6. Processing Overview (Buffer Manager)
- Decides when to move data between disk and RAM
- Reduce data movements using heuristics
- Buffer manager manages “buffer pool”
- Buffer pool: main memory reserved for DBMS
- frames: page-sized slots
- Stores meta-data about each slot
Frame Properties
- Page ID:
- Find page, then frame
- Pin count: # of processes using the page
- Evict page if pin count reaches zero
- Dirty bit: memory data != storage data (updated data)
- Write page to disk before evicting it
Don’t rely on OS
- OS uses virtual memory caches pages
- We want a separate buffer manager
- DBMS knows its access patterns ahead of time
- Smarter replacements
- DBMS must control page writes for safety guarantees
- DBMS knows its access patterns ahead of time
Processing Page Requests (buffer manager)
- Cache Hit (requested page cached)
- Increase pin count & return page address
- Cache Miss (requested page not cached)
- Choose frame for storage data (replacement policy)
- If frame contains dirty page: write to disk
- Increase pin count and return page address
- Read requested page from disk and store in frame, Set pint count to 0
LRU
- Replace page required farthest in the future
- Reduce expensive cache misses
- However: difficult to predict that in general
- Heuristic: remove least recently used page (LRU)
- remove use page which did not use for long time
Sequential Flooding (when LRU is no good)
- buffer pool’s contents are corrupted due to a sequential scan.
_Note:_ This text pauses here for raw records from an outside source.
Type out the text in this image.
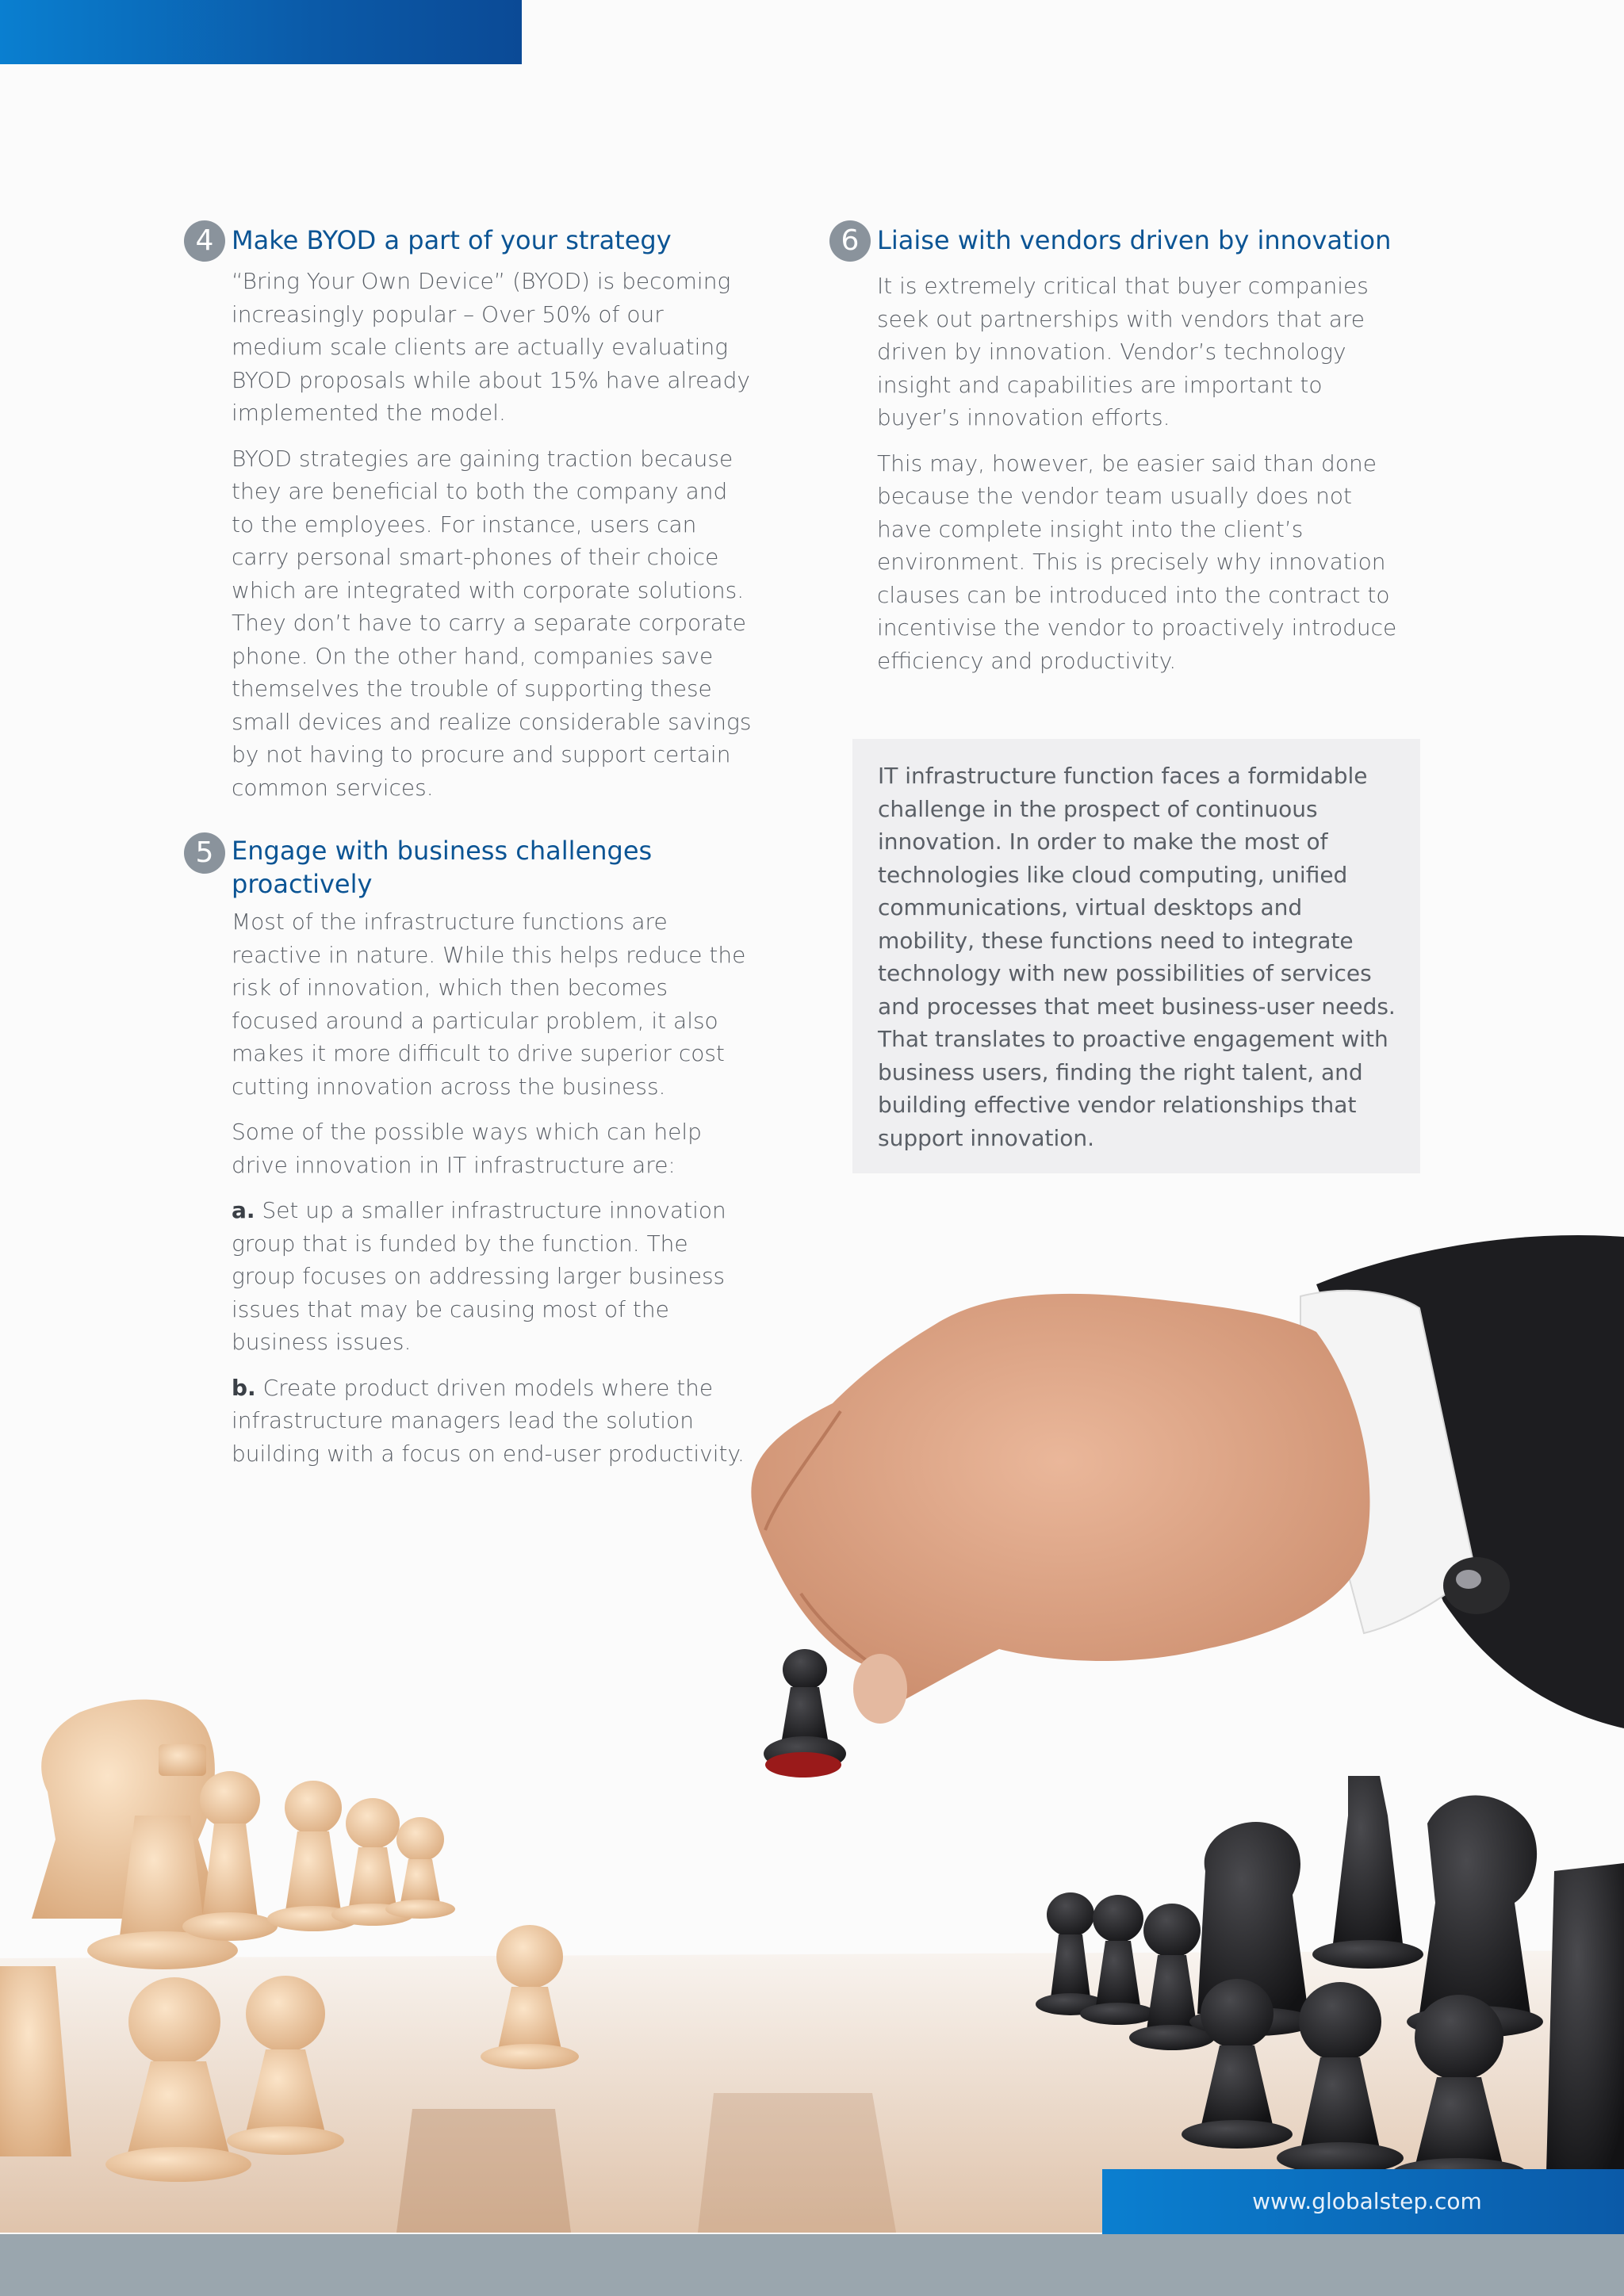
4 Make BYOD a part of your strategy

“Bring Your Own Device” (BYOD) is becoming increasingly popular – Over 50% of our medium scale clients are actually evaluating BYOD proposals while about 15% have already implemented the model.

BYOD strategies are gaining traction because they are beneficial to both the company and to the employees. For instance, users can carry personal smart-phones of their choice which are integrated with corporate solutions. They don’t have to carry a separate corporate phone. On the other hand, companies save themselves the trouble of supporting these small devices and realize considerable savings by not having to procure and support certain common services.

5 Engage with business challenges proactively

Most of the infrastructure functions are reactive in nature. While this helps reduce the risk of innovation, which then becomes focused around a particular problem, it also makes it more difficult to drive superior cost cutting innovation across the business.

Some of the possible ways which can help drive innovation in IT infrastructure are:

a. Set up a smaller infrastructure innovation group that is funded by the function. The group focuses on addressing larger business issues that may be causing most of the business issues.

b. Create product driven models where the infrastructure managers lead the solution building with a focus on end-user productivity.

6 Liaise with vendors driven by innovation

It is extremely critical that buyer companies seek out partnerships with vendors that are driven by innovation. Vendor’s technology insight and capabilities are important to buyer’s innovation efforts.

This may, however, be easier said than done because the vendor team usually does not have complete insight into the client’s environment. This is precisely why innovation clauses can be introduced into the contract to incentivise the vendor to proactively introduce efficiency and productivity.

IT infrastructure function faces a formidable challenge in the prospect of continuous innovation. In order to make the most of technologies like cloud computing, unified communications, virtual desktops and mobility, these functions need to integrate technology with new possibilities of services and processes that meet business-user needs. That translates to proactive engagement with business users, finding the right talent, and building effective vendor relationships that support innovation.

www.globalstep.com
- Since sequential scans read every page, the timestamps of pages read may not reflect which pages we actually want.
- the most recently used page is actually the most unneeded page.
- DBMS often have particular access patterns
- e.g. Scanning pages in round robin mode (circular or repeated sequence)
- Least recently used page is used again soonest
- LRU policy gets sub-optimal (inefficient)